The Baal Shem Tov asked to bring the cantor before him, and demanded of him why he sang about sins against G‑d in a cheerful tune. Upon hearing his response, he resolved to stay in that place for the High Holidays

What did the cantor answer? He replied, “I am a launderer by profession, and here I have been asked to launder the clothes of the greatest King of kings. Should I not rejoice in my task?”

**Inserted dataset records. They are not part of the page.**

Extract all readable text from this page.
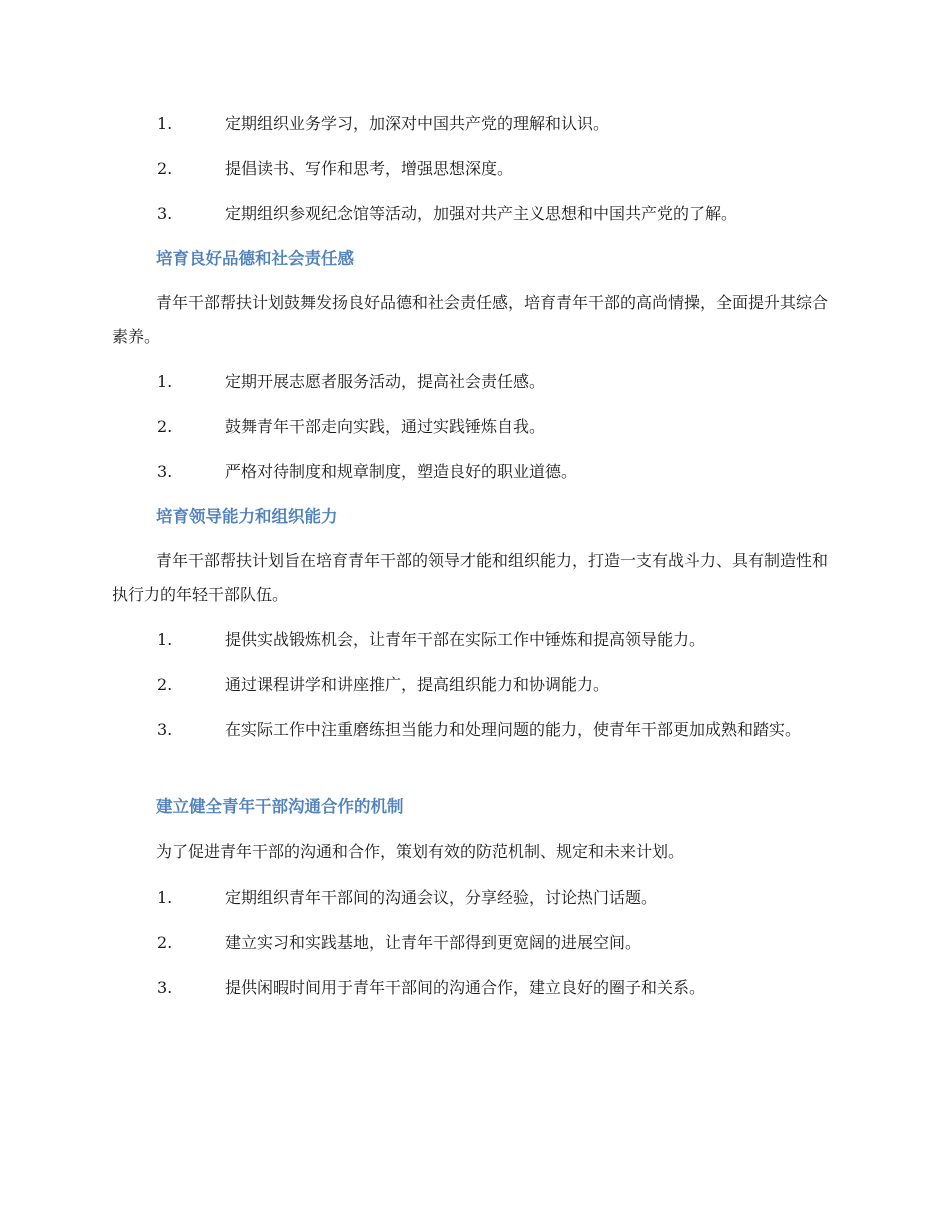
1.	定期组织业务学习，加深对中国共产党的理解和认识。
2.	提倡读书、写作和思考，增强思想深度。
3.	定期组织参观纪念馆等活动，加强对共产主义思想和中国共产党的了解。
培育良好品德和社会责任感

青年干部帮扶计划鼓舞发扬良好品德和社会责任感，培育青年干部的高尚情操，全面提升其综合素养。

1.	定期开展志愿者服务活动，提高社会责任感。
2.	鼓舞青年干部走向实践，通过实践锤炼自我。
3.	严格对待制度和规章制度，塑造良好的职业道德。
培育领导能力和组织能力

青年干部帮扶计划旨在培育青年干部的领导才能和组织能力，打造一支有战斗力、具有制造性和执行力的年轻干部队伍。

1.	提供实战锻炼机会，让青年干部在实际工作中锤炼和提高领导能力。
2.	通过课程讲学和讲座推广，提高组织能力和协调能力。
3.	在实际工作中注重磨练担当能力和处理问题的能力，使青年干部更加成熟和踏实。
建立健全青年干部沟通合作的机制

为了促进青年干部的沟通和合作，策划有效的防范机制、规定和未来计划。

1.	定期组织青年干部间的沟通会议，分享经验，讨论热门话题。
2.	建立实习和实践基地，让青年干部得到更宽阔的进展空间。
3.	提供闲暇时间用于青年干部间的沟通合作，建立良好的圈子和关系。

יחשוב כשמתפלל שבאותיות מתלבש השי״ת, פי׳ דאין אנו יודעים מה אדם חושב אא״כ ידבר, נמצא הוי הדיבור מלבוש למחשבה, ויאמר בלבו מלך גדול כזה אני עושה לו מלבוש, ראוי לי לעשות בשמחה. וידבר בכל כחו, כי מזה נעשה אחדות עמו ית', כי כחו בהאות ובהאות שורה הקב״ה, נמצא הוא אחדות עמו ית׳

When you pray, visualize that G‑d is invested within the letters of the prayers.

You see, words are clothing for thoughts. As fine clothes bring out a person’s inner beauty, so well-spoken words bring out your inner thoughts. They emerge from your personal world into the revealed world. So too, your words of prayer provide the same sort of clothing for G‑d’s presence.

If so, you should be thinking, “This is a great king, and I am making clothes for Him! If so, I should do this with joy!”

Put all your strength into those words, for this way you will attain oneness with Him. Since your energy is in your articulations of each letter, and in each letter G‑d dwells, in this way you have become one with Him.